I’m writing this on the Marine Atlantic Ferry from Newfoundland to Cape Breton, having just spent an eighteen day vacation with my family.
Soon I will return home and I will post an album (or two or three) on Facebook sharing our adventures. These photographs will be incredible memories of our time together – they will be filled with breathtaking scenery, smiling faces and new adventures. They will be many and they will be irreplaceable. Our family’s history, I often say, will not be written – it will be viewed.
But these photographs will not depict any of the “reasons” I purposefully choose to travel with my family as much as I do.
In fact I can’t think of one of these photographs, from any of our 17 trips (wow!) that will show you why Craig and I work so hard to put travel near the top of our family’s priority list.
The following is a list of 15 reasons we are so dedicated to travelling both near and far with these human beings we happen to share some chromosomes with:
(1) So they can feel what it’s like to be a minority – even if it’s just for the shortest of moments.
Whether it’s a visible minority, a language minority, a cultural minority, or other examples, they each have had opportunities to experience both – if not for long periods of time, at least in situations in which they would not have had the chance to experience at home.
(2) For them to learn and practice compassion and confidence.
I remember being in Montreal when a gentleman with a probable mental health illness approached Mark and started talking to him. Often when we travel they are also learning how to confidently and compassionately interact with everyone in life.
(3) To understand how blessed they are.
Whether it’s travelling the villages in Cuba or the outskirts of Los Angeles, they have seen, walked through, and learned how lucky they are. No lectures or words needed.
(4) To learn new skills and foster strategic thinking.
While in New York City, after a few days, we made them each find our way back to our hotel by themselves – once with a map and once without, just learning how the city is laid out, learning to navigate, learning to think in a spatial manner. Learning to not rely on lazy digital fixes.
(5) To sit in the uncomfortable for awhile … and finally, maybe, become a little more comfortable there.
Period.
(6) To see, touch, and stand in history.
They will learn so much from books as they go through school. But nothing can replace being there – digging for dinosaur fossils in Drumheller, standing where the Beothuk stood in Newfoundland, touring the many museums of the Smithsonian, sitting in the House of Commons while in session and watching the Prime Minister and opposition leaders debate. These experiences trump the written word for them.

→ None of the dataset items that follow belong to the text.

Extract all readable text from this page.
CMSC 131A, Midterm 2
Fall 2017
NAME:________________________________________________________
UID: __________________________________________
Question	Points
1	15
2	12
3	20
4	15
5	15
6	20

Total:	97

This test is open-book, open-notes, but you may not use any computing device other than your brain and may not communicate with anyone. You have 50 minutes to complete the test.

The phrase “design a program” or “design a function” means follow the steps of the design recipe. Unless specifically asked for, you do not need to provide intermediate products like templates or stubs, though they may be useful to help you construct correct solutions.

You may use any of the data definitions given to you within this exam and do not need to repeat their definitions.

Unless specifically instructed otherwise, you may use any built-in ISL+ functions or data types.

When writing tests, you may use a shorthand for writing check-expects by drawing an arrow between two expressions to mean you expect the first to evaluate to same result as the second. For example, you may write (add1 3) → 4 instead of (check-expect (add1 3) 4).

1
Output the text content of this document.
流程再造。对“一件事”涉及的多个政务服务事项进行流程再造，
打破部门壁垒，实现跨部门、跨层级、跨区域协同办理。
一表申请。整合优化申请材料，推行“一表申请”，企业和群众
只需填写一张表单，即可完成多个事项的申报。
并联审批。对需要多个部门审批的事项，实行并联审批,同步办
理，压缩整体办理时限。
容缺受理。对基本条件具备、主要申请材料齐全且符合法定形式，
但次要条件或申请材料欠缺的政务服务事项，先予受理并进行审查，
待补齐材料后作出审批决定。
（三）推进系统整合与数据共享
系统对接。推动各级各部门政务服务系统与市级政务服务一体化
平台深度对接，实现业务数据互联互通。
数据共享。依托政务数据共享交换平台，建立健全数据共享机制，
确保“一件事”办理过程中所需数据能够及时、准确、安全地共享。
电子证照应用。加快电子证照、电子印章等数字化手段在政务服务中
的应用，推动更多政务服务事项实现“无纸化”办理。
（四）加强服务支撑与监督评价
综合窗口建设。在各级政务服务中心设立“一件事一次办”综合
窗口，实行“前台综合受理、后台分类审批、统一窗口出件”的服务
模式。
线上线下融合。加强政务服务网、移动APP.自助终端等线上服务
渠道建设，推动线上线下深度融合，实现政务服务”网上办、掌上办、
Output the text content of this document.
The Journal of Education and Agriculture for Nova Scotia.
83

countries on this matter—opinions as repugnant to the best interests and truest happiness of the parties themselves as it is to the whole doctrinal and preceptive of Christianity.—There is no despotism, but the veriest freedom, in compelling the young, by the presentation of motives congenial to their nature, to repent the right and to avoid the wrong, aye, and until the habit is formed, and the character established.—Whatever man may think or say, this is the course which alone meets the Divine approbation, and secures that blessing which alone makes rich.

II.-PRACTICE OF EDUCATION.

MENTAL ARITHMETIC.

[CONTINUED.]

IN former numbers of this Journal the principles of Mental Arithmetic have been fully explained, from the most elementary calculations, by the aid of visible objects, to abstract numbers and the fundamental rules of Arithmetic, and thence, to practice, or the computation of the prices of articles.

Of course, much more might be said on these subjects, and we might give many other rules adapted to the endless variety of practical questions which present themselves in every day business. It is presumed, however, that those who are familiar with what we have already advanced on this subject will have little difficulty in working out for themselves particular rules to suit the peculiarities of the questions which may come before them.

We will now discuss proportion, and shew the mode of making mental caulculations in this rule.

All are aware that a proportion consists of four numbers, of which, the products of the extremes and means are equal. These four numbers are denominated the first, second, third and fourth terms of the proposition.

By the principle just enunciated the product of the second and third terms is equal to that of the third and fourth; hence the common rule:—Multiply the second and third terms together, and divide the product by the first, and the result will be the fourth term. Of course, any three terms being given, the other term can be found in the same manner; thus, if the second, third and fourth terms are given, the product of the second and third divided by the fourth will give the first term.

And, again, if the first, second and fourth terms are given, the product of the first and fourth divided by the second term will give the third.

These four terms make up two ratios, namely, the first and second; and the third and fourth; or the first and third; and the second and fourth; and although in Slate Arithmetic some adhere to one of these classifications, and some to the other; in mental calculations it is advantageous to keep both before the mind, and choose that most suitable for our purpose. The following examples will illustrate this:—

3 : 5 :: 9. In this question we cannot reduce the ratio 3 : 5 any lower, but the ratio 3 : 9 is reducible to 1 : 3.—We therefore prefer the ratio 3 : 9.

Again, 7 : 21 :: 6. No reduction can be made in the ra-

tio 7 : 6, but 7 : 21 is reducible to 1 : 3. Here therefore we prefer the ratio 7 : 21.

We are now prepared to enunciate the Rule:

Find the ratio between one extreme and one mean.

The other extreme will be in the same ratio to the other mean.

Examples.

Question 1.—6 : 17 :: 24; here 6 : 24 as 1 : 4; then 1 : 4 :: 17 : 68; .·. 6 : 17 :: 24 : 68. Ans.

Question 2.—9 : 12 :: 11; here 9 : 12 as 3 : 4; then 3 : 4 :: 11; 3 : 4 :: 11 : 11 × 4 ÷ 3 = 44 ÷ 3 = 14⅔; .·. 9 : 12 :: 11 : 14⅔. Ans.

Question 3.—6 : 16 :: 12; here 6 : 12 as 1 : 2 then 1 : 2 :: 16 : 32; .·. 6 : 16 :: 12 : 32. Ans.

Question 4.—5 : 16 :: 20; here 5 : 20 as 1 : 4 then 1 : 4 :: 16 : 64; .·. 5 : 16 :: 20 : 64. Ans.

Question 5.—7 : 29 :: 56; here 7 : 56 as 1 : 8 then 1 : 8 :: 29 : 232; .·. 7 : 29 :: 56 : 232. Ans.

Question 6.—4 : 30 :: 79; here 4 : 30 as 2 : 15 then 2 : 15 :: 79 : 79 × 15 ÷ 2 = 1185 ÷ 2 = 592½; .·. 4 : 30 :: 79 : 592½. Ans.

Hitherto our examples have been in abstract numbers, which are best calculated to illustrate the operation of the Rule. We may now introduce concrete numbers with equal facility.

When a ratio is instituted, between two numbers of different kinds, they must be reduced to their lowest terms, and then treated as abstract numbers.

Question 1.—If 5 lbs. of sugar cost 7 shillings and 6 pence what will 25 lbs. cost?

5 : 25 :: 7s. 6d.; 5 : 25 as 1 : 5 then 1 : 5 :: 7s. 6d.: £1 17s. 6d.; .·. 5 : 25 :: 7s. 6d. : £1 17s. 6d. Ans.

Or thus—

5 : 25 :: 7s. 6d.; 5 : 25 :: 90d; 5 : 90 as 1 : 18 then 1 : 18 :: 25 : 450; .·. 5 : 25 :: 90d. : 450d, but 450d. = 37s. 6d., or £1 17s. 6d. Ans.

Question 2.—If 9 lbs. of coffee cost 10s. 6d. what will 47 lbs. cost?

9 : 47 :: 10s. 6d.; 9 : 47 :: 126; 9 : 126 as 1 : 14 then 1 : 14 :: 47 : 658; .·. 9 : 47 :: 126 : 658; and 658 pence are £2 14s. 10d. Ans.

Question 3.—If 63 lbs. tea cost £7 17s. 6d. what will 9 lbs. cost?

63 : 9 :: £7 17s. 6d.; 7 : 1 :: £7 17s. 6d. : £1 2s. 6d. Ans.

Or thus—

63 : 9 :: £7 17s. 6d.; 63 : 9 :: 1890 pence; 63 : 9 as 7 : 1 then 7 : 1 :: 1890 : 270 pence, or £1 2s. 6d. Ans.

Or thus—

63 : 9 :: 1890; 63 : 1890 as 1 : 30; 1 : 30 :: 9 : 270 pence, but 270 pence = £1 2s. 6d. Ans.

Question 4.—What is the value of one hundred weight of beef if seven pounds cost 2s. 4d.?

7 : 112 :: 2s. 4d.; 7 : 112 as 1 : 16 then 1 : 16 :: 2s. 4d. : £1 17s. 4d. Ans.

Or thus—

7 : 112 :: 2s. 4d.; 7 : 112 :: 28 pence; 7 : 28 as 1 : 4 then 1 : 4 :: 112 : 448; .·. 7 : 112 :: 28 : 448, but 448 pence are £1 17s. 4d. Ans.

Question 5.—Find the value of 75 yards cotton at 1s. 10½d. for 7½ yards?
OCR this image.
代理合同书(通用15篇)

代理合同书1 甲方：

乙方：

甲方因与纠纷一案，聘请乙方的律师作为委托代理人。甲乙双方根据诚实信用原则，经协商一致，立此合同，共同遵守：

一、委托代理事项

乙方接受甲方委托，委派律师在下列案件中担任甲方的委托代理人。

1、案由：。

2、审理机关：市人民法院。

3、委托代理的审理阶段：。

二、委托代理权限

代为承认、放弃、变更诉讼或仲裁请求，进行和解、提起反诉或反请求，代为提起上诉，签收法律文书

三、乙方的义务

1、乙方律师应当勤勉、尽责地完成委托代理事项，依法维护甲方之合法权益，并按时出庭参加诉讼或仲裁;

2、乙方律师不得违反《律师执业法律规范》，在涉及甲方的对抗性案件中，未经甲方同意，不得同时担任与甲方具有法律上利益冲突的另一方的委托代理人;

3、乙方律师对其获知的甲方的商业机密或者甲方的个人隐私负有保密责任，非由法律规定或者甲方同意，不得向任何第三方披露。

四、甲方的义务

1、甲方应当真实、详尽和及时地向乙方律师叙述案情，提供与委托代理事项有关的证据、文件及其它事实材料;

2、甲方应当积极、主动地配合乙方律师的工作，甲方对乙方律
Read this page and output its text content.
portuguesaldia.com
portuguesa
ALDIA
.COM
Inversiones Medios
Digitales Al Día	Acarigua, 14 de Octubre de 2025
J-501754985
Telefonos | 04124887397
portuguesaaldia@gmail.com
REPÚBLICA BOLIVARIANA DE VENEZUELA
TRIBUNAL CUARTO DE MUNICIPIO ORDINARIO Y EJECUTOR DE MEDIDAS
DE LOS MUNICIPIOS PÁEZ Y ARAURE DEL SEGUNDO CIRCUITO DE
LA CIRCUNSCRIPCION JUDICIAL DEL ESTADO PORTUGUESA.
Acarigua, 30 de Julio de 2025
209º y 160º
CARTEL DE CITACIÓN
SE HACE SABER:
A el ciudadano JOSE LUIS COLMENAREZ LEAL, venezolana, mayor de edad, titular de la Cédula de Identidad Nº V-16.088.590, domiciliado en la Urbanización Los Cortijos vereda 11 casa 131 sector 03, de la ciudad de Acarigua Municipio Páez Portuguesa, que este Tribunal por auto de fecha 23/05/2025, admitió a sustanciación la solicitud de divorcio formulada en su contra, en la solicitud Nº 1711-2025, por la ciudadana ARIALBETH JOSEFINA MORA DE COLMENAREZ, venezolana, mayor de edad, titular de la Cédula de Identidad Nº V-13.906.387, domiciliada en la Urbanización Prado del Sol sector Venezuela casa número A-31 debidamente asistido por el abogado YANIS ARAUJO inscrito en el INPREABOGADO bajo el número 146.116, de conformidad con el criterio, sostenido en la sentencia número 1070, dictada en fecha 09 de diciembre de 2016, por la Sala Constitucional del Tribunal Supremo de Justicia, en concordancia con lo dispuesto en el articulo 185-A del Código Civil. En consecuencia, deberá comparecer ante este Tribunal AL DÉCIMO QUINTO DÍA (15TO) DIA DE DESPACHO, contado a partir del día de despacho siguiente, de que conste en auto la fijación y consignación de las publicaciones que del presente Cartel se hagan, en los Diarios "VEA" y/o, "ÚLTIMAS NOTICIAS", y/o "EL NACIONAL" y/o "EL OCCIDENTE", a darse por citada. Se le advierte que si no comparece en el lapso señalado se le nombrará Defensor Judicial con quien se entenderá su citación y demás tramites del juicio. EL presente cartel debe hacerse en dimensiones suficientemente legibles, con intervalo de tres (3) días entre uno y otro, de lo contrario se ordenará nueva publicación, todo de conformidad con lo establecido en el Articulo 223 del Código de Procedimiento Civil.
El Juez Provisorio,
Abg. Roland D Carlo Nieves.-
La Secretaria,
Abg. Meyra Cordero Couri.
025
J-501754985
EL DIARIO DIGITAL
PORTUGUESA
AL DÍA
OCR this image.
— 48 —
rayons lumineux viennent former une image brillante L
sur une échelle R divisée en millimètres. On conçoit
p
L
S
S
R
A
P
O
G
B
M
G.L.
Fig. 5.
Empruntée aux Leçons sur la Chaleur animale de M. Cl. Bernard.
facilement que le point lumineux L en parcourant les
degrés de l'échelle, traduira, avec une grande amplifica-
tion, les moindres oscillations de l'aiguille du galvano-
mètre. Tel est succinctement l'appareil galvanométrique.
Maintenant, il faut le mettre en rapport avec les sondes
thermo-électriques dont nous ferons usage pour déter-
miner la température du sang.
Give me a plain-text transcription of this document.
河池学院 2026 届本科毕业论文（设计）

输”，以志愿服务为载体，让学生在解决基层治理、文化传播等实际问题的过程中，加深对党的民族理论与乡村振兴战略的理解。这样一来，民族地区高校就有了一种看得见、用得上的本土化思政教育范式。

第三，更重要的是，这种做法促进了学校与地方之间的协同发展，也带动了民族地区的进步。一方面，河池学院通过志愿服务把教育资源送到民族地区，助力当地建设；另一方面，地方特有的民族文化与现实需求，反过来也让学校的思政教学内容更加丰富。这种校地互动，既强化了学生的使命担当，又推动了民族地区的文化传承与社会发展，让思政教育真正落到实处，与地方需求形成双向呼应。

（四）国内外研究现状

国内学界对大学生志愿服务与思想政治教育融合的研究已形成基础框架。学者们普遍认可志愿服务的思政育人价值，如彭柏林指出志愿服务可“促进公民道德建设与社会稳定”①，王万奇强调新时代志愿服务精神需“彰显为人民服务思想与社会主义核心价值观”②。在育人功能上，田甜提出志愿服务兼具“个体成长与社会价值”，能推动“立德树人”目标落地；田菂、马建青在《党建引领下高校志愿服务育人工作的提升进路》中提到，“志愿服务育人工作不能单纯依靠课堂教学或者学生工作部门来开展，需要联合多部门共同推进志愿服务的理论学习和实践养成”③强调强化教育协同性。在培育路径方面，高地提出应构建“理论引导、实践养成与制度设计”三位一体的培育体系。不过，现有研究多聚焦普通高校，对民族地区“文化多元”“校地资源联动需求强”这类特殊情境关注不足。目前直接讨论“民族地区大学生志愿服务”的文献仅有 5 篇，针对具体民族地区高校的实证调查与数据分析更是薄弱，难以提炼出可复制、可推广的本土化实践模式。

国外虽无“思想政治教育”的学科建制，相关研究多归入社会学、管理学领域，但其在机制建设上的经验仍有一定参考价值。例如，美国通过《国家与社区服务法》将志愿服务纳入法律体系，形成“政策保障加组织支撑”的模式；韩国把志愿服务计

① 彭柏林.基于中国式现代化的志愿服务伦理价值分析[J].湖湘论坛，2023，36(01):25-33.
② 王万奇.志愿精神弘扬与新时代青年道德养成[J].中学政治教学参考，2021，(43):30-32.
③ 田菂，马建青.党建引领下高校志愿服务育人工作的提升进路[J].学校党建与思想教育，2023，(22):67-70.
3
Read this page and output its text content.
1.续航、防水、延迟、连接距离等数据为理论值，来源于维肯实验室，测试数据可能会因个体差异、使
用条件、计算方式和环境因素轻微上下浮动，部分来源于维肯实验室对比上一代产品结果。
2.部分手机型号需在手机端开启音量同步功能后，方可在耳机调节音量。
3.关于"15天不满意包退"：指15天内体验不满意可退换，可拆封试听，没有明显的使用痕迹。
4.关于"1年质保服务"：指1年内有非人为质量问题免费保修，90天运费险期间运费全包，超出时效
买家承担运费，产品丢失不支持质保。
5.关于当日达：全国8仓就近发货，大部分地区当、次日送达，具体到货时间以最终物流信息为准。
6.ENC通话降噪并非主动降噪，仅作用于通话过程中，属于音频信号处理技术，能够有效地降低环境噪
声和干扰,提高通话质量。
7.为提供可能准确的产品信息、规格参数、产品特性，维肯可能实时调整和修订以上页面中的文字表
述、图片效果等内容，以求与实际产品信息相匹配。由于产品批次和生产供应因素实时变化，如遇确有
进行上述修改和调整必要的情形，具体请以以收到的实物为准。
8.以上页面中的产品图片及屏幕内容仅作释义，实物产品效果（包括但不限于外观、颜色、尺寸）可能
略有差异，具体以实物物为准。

(7) To make the world seem both small, and big, at the same time.
I want both for them. Equally. For the world to be grandiose but at the same time for them to feel its accessibility.
(8) To experience wonder.
“Wonder” is a funny thing. It’s not joy or happiness. It’s different for everyone, but you know it when you feel it. For me it’s that feeling when I stand at the peak of a mountain top and see the clouds below me. For my kids it will be something different. But chances are they have/or will come across it in their journeys.
(9) To build their relationship as siblings.
It’s difficult to describe the way in which they bond when they travel. The way they interact and count on each other when they’re together 24 hours a day, 18 days in a row, with no one else their age around. You would think they would fight. A lot. They don’t. It’s so much the opposite.
(10) To spend true uninhibited time as a family.
There is nothing, NOTHING, for me, that compares to the conversations, experiences and laughter we share while on the road for an extended period of time. It is magical. It was part of the reason we upped the ante on the number of trips we make a priority to take.
(11) To laugh.
The laughter that comes from their cottage bedroom. Because they always have to share a bedroom. The things they find hilarious. The things we all experience and then laugh for days about until they become “part of the trip”. That is the soundtrack to my life I love most.
(12) To create memories. New unforgettable memories.
Life is short. You are always guaranteed one thing when you choose to make travel a priority for your family – the memories will last forever.
(13) Trial runs for life.
Someday they will spread their wings and be off on their own. Hopefully these adventures will take them far and wide. Learning to read a subway map, or getting yourself from the airport doors through the logistical hoops until you board a plane, or managing the security at a sporting event in the largest arena in North America … all of these are trial runs for when they are doing these things on their own in the world.
(14) Nurturing passion.
There is a theory that ‘desire’ is goal orientated and controlled, while passion is wild at heart and free. Travel as a passion is a gift – one I want to nurture as their mother.
(15) To open their minds, and their hearts, just a little bit more.
Their lives can be so narrow as teenagers – the next soccer practice, the next performance, the next party, the next test. Travel shows them there is more in this life than the over scheduled days in a week. There is much more. And it can be never-ending. Near or far. As long as its a priority.
Sometimes I look at the money we spend on these adventures (as hard as we work to keep them reasonable) and I think – wow – we could have had the house paid off by now. Or that brand name wardrobe. Or that cottage. But no. Instead this is our family’s priority. And I’ve never regretted one moment of it. Nor do I think do they.